What worries me is that neither the chairman of TCL nor the board is making any effort to have the conversation anchored in facts about the company—and rather than clarifying issues—are allowing misinformation to pervade the marketplace. Let me try to deal with the most egregious errors being perpetuated:
1. Constrained shareholding companies: It is not true that “TCL is the only company on the stock exchange that has a restriction on its share ownership.” Both NFM and NEL have 10 per cent restrictions on their share ownership.
TCL, NEL, and NFM are called “constrained shareholding companies.” Constrained shareholding is very common on stock exchanges all over the world, but especially in emerging markets. Even in advanced economies such as Canada, there are limits on the ownership of banks (like RBC) and insurance companies. Air Canada has a 15 per cent limit on a single shareholder with 25 per cent aggregate for non‐residents.
2. Constrained Shareholding is not an obstacle: Given the pervasiveness of “constrained shareholding companies” in emerging and developed stock exchanges, it is clear that the provision is not an obstacle to the raising of capital.
In 2000, TCL issued 40 million shares at $5 per share, in a Rights Issue, and raised $200 million with the 20 per cent limit on shareholding in place. This was an accretive transaction unlike the highly dilutive proposal to issue over 160 million shares to raise US$50 million. All over the world, constrained shareholding companies raise both debt and equity capital to fund their growth and development and it is clear that the TCL Board needs to learn how to do it.

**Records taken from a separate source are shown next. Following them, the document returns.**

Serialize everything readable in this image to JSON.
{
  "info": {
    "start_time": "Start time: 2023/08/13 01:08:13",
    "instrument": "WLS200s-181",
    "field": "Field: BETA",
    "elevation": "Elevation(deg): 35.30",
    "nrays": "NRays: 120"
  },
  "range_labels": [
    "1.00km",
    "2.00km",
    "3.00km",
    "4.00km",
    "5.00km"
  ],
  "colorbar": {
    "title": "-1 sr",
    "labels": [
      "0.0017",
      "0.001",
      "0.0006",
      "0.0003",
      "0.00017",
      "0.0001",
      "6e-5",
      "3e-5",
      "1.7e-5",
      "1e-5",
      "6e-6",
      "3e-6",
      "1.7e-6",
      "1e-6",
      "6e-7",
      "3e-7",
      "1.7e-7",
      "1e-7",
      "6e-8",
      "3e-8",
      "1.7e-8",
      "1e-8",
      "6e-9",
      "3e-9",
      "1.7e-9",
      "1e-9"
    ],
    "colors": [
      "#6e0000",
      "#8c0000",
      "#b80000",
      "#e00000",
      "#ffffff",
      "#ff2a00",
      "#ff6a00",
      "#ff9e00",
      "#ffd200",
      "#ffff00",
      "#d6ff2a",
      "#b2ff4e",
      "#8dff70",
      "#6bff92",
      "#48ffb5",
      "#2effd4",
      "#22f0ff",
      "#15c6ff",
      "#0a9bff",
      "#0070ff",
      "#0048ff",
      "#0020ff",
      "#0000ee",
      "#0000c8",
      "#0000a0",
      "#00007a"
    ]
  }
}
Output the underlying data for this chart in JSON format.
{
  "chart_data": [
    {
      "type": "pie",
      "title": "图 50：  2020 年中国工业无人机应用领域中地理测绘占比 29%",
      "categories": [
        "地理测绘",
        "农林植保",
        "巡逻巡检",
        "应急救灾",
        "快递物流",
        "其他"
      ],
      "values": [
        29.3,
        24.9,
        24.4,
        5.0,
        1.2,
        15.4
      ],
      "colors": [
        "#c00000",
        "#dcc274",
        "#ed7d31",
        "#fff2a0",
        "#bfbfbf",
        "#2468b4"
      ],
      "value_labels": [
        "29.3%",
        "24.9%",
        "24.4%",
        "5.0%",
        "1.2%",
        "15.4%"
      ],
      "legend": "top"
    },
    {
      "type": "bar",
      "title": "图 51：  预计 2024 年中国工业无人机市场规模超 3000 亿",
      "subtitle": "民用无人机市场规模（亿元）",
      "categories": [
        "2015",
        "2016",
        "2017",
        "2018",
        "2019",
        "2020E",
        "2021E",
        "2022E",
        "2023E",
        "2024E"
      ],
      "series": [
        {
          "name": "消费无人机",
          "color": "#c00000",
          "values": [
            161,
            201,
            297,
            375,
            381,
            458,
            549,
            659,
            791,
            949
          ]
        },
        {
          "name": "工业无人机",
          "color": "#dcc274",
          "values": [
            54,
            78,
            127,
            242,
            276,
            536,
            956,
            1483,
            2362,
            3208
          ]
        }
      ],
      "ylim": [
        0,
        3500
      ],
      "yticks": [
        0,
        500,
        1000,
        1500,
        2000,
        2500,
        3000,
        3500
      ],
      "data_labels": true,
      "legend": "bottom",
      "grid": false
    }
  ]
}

3. Rights issue will fail: The current plan of removing the 20 per cent and then moving swiftly into a Rights Issue without seriously entertaining other options is clearly tailor‐made to give Cemex control of the company. Existing shareholders who have seen capital depreciation and no dividends since 2007 are not likely to participate in the Rights Issue.
This maneuver is a classic “squeeze out” of small shareholders by a large shareholder who has control of the board. When the Rights Issue fails and Cemex takes up everyone else’s shares, then the board will cry “crocodile tears” and say” well everyone had a chance” and “if you don’t want it, let Cemex take it”.
Anyone with their ears to the ground in this current economic climate—with such instability in the price of oil—knows that investors will be very tentative about participating in a Rights Issue. Mr Espinet also knows that but he “just playing dead to ketch Corbeau alive” (he will need to explain that expression to half his board)
4. Rights Issues is a bad deal: the proposal to raise US$50 million via a Rights Issue is a bad deal for all shareholders except Cemex. Due to the high dilution it will permanently condemn TCL’s share prices to the basement and the price may even go lower than the IPO price of $0.75. It is the Lenders who must take their fair share of the burden that they are now trying to push on to shareholders.